Airborne organic pollutants are deposited on plants and soils

In addition to accidental point sources of organic pollutants, there are elusive and hence difficult-to-identify diffuse sources. POP emissions into the atmosphere and deposition on plants and topsoils therefore lead to the exposure of livestock – especially those with outdoor access in the case of grassland-based production. To ensure food safety in these production systems, it is crucial to understand the fate of PCBs and PCDD/Fs. In the case of suckler-cow systems, ensuring meat chemical safety requires an understanding of the process by which cows transfer PCBs and PCDD/Fs to their calves.

Absorption and accumulation of POPs during gestation and lactation

We studied the absorption rate and speed of elimination as well as the tissue distribution of PCBs and PCDD/Fs stemming from grass silage or soil in cows and their calves during gestation (109 days prepartum) and over the entire lactation period (288 days). We quantified the absorption, distribution, metabolism and excretion (ADME) processes to explore the interaction with animal physiological traits. The study therefore focused on the dynamics of body lipids.

Eight cows were fed grass silage contaminated with soil. Four of them were decontaminated after 164 days of lactation by switching them to an uncontaminated grass silage-based diet. Each calf was fed with the milk of its respective mother. An input-output mass balance was computed during gestation and lactation from PCB, PCDD/F and lipid inputs (intake of solid feed, soil and milk), the respective outputs (feces and milk) and body storage (initial/final burdens).

POP absorption rate is not the same for cows and calves

In cows, PCB and PCDD/F absorption rates as well as the metabolised fractions decreased with increasing chlorination of the organic pollutants. For calves, however, PCB absorption rate was not a function of chlorination. The absorption rates of highly chlorinated PCBs and PCDD/Fs decreased further when they were ingested through contaminated soil.

Cows eliminate organic pollutants more readily than calves

Cows excreted PCBs and PCDD/Fs via feces (50% relative to total intake) and milk (9%) and accumulated only 5% in their bodies, whilst calves accumulated a much larger share of the total intake in their bodies (44%).

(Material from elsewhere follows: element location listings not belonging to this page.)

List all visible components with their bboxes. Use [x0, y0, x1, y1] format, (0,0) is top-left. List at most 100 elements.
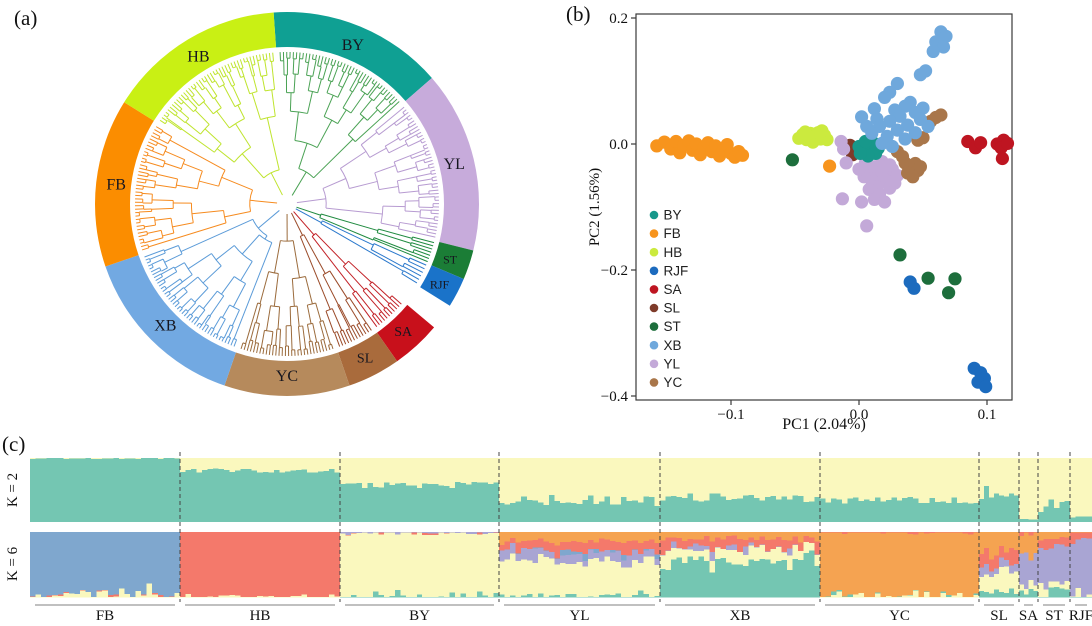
tree-group-label-SL: SL: [357, 351, 373, 366]
pca-point-YC: [913, 160, 927, 174]
pca-point-XB: [898, 99, 912, 113]
legend-dot-RJF: [649, 266, 659, 276]
pca-point-XB: [875, 136, 889, 150]
pca-point-XB: [883, 114, 897, 128]
pca-point-YL: [878, 195, 892, 209]
pca-series-XB: [855, 25, 953, 154]
legend-label-SA: SA: [664, 282, 682, 297]
pca-point-XB: [885, 139, 899, 154]
pca-y-axis-title: PC2 (1.56%): [587, 167, 603, 247]
ring-segment-RJF: [420, 265, 464, 306]
legend-dot-YC: [649, 378, 659, 387]
population-label-HB: HB: [250, 608, 271, 624]
tree-group-label-SA: SA: [394, 325, 413, 340]
legend-label-BY: BY: [664, 208, 682, 223]
pca-point-YL: [867, 192, 881, 206]
pca-point-BY: [853, 146, 867, 160]
legend-item-RJF: RJF: [649, 263, 688, 278]
legend-dot-FB: [649, 229, 659, 238]
legend-dot-HB: [649, 247, 659, 257]
pca-point-XB: [936, 40, 951, 54]
pca-point-XB: [865, 126, 879, 140]
population-segment-BY: [340, 458, 500, 598]
pca-point-HB: [802, 130, 816, 144]
pca-point-YL: [860, 219, 874, 233]
legend-dot-SA: [649, 285, 659, 294]
pca-point-XB: [890, 76, 904, 91]
legend-label-YC: YC: [664, 375, 683, 390]
pca-point-ST: [948, 272, 962, 286]
pca-point-ST: [942, 286, 956, 300]
pca-point-YL: [839, 156, 853, 170]
population-segment-XB: [660, 458, 821, 598]
ring-segment-BY: [273, 12, 432, 101]
tree-branches-YL: [296, 106, 440, 238]
legend-dot-SL: [649, 303, 659, 313]
pca-point-ST: [893, 248, 907, 262]
pca-point-YL: [883, 158, 897, 172]
ring-segment-HB: [124, 12, 277, 121]
population-label-ST: ST: [1045, 608, 1063, 624]
tree-branches-ST: [296, 206, 435, 263]
pca-series-HB: [792, 124, 834, 149]
pca-y-tick-label: 0.2: [609, 11, 628, 27]
pca-point-XB: [890, 123, 904, 137]
population-segment-HB: [180, 458, 341, 598]
panel-c-letter: (c): [2, 432, 26, 456]
pca-point-XB: [908, 126, 922, 140]
k2-row-label: K = 2: [5, 472, 21, 508]
population-segment-YL: [499, 458, 661, 598]
tree-branches-RJF: [295, 208, 427, 284]
population-label-BY: BY: [409, 608, 430, 624]
population-label-SA: SA: [1019, 608, 1038, 624]
legend-dot-ST: [649, 322, 659, 331]
legend-label-XB: XB: [664, 338, 682, 353]
pca-x-tick-label: −0.1: [717, 407, 744, 423]
panel-a-letter: (a): [14, 6, 38, 30]
pca-point-SA: [974, 136, 988, 150]
population-segment-YC: [820, 458, 980, 598]
pca-point-XB: [939, 29, 953, 43]
pca-point-YL: [855, 195, 869, 209]
pca-series-YL: [834, 134, 904, 233]
pca-point-YL: [890, 168, 904, 183]
pca-x-tick-label: 0.1: [978, 407, 997, 423]
pca-series-SA: [961, 133, 1015, 166]
legend-item-SL: SL: [649, 301, 681, 316]
pca-y-tick-label: −0.4: [601, 389, 629, 405]
pca-point-YL: [862, 182, 876, 196]
tree-group-label-YC: YC: [276, 368, 298, 385]
pca-point-XB: [926, 44, 940, 59]
pca-legend: BY FB HB RJF SA SL ST XB YL YC: [649, 208, 688, 390]
pca-point-XB: [878, 90, 892, 104]
admixture-panel: FB HB BY YL XB YC SL SA ST RJF: [30, 452, 1092, 624]
population-label-SL: SL: [990, 608, 1008, 624]
pca-point-SA: [995, 151, 1009, 166]
legend-item-SA: SA: [649, 282, 682, 297]
pca-point-ST: [785, 153, 799, 167]
tree-branches: [135, 51, 440, 356]
admixture-bars: [30, 458, 1092, 598]
legend-item-YC: YC: [649, 375, 683, 390]
pca-point-RJF: [979, 380, 993, 394]
pca-series-ST: [785, 153, 962, 300]
pca-point-XB: [898, 132, 912, 146]
tree-branches-HB: [159, 52, 283, 196]
phylogenetic-tree-panel: BY YL ST RJF SA SL YC XB FB HB: [95, 12, 479, 397]
pca-x-axis-title: PC1 (2.04%): [782, 416, 866, 433]
legend-item-XB: XB: [649, 338, 682, 353]
legend-label-FB: FB: [664, 226, 681, 241]
ring-segment-YL: [405, 78, 479, 251]
tree-group-label-XB: XB: [154, 318, 176, 335]
pca-point-XB: [893, 109, 907, 123]
tree-branches-XB: [144, 210, 280, 347]
tree-group-label-YL: YL: [444, 156, 465, 173]
tree-branches-SL: [290, 212, 372, 347]
legend-dot-BY: [649, 210, 659, 220]
tree-ring: [95, 12, 479, 397]
population-label-RJF: RJF: [1069, 608, 1092, 624]
tree-branches-FB: [135, 126, 278, 251]
legend-label-YL: YL: [664, 356, 681, 371]
legend-item-BY: BY: [649, 208, 682, 223]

POPs have higher concentrations in liver lipids

Tissue distribution shows a specific accumulation in the lipids of the liver, followed by those of the kidneys, and to a lesser extent of the muscles. POP concentrations in intermuscular adipose tissue were very close to those in the carcass and the whole body. Consequently, they can be used to estimate the body burden provided that a reliable estimate of body lipid mass is available.

Food safety not dependent on POP level in feed only

To ensure meat chemical safety in suckler-beef production, it is important to bear in mind both the physicochemical properties of POPs (e.g. the degree of chlorination) as well as body lipid dynamics and the exposure route (feed, milk, soil). Physiology-based toxicokinetic (PBTK) models are useful tools for understanding the complex interactions of ADME and physiology. These new findings will be useful to the livestock sector for ensuring irreproachable beef quality.


  • Cows absorb POPs from grass silage at a higher rate than those from soil.
  • The exposure of calves to POPs occurred primarily during lactation (through milk suckling) rather than through placental transfer.
  • POPs are more concentrated in the lipids of the liver, kidneys, and – to a lesser extent – muscle than in those of adipose tissue.
  • Cows are more efficient than calves at eliminating organic pollutants, which explains why calves show higher concentrations of POPs than their mothers.
  • Young (3-month-old) calves had lower estimated metabolic rates than older (10-month-old) calves or cows. Consequently, young calves have the highest pollutant concentrations in their tissues.